By utilising 100% oxygen with the resuscitator, the casualties lungs are being saturated with every ventilation / inflation, getting rid of any affected air in the lungs or blood stream quicker, giving a much better chance of spontaneous breathing occurring and casualty recovery.

It should be remembered that if it is to be a protracted rescue, you want to get the best duration out of the unit by using 200 bar cylinders, a 2ltr X 200 bar composite cylinder giving a theoretical 37 minutes at 12 breaths / 900ml / min. with minimum weight.  Time to throw away those 137 bar cylinders.  It should be noted that some automatic resuscitators use a small portion of the oxygen to "drive" the unit, reducing theoretical duration of the set.  Automatic resuscitators are also available to plug into the second man attachment of a compressed air BA much the same as the demand valve and mask mentioned earlier, but obviously then giving 21% oxygen and not 100%.

Intubation is usable with both the bag & mask or automatic resuscitator options, but intubation may be exceptionally difficult to achieve in a cramped and restricted area, and on the primary rescue team there may not be anyone qualified to carry intubation out.  It may fall to "old fashioned" airway management using Guidal airway and the recovery position.

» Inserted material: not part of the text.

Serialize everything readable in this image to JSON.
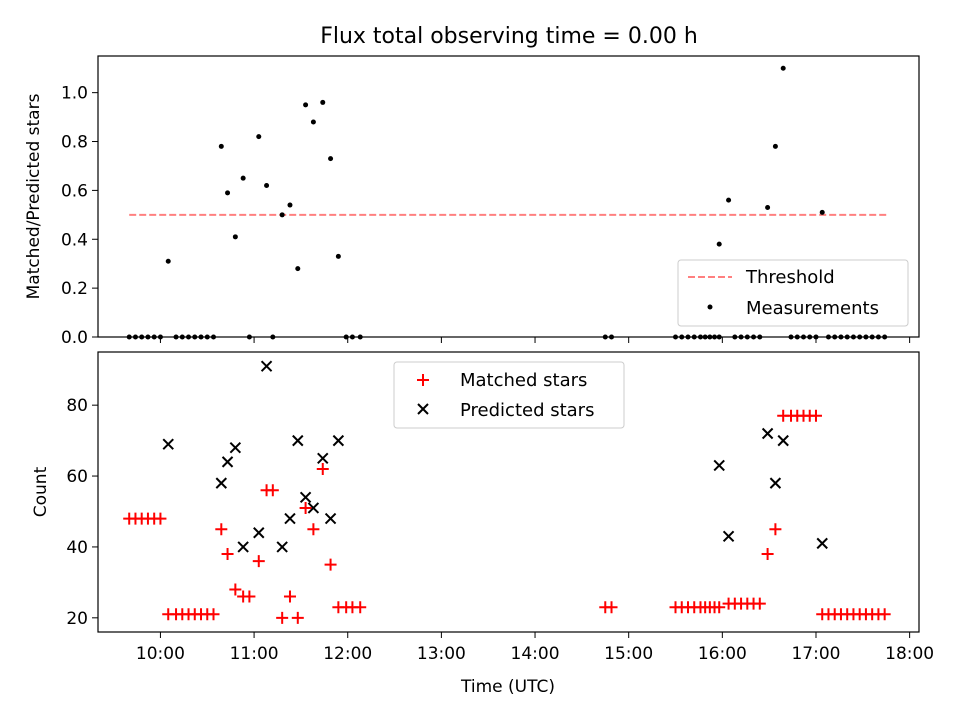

Casualty packaging can be achieved relatively easily on a spine board, roll up or basket stretcher, but it is important to realise the safety of any cylinders used by escape sets or resuscitators.  Cylinders or complete units should be secured to the stretcher or harness, which with an automatic resuscitator is easy.  They are designed with hoses that will facilitate securing the cylinder and regulator unit between the lower legs, the control module at top leg or hip area yet still having enough hose to go to the mask unit.  A head harness can secure the mask to the casualty’s head, so long as the airway is kept clear and no leakage occurs around the mask.  Also don’t forget, the casualty will (normally!!!) live with fractures or abrasions of limbs etc., forget those to a certain extent and concentrate on the breathing and respiratory protection.  No protection- casualty dies anyway.

Summary

Several options exist for the safe evacuation of a casualty from a foul atmosphere, but certainly for the unconscious and non-breathing scenario, the automatic oxygen resuscitator has to be favourite if used properly.  Cardiac massage during such a rescue is very difficult as with use of a bag and mask, it may put too much strain on a rescue team to try this option.  The rescuers always come first, and their safety is the priority.

Brigades and rescue teams should plan ahead and after risk assessment find out the best equipment to be used in their situation and train with that equipment to obtain its optimum utilisation, to both the casualties and rescuers benefit.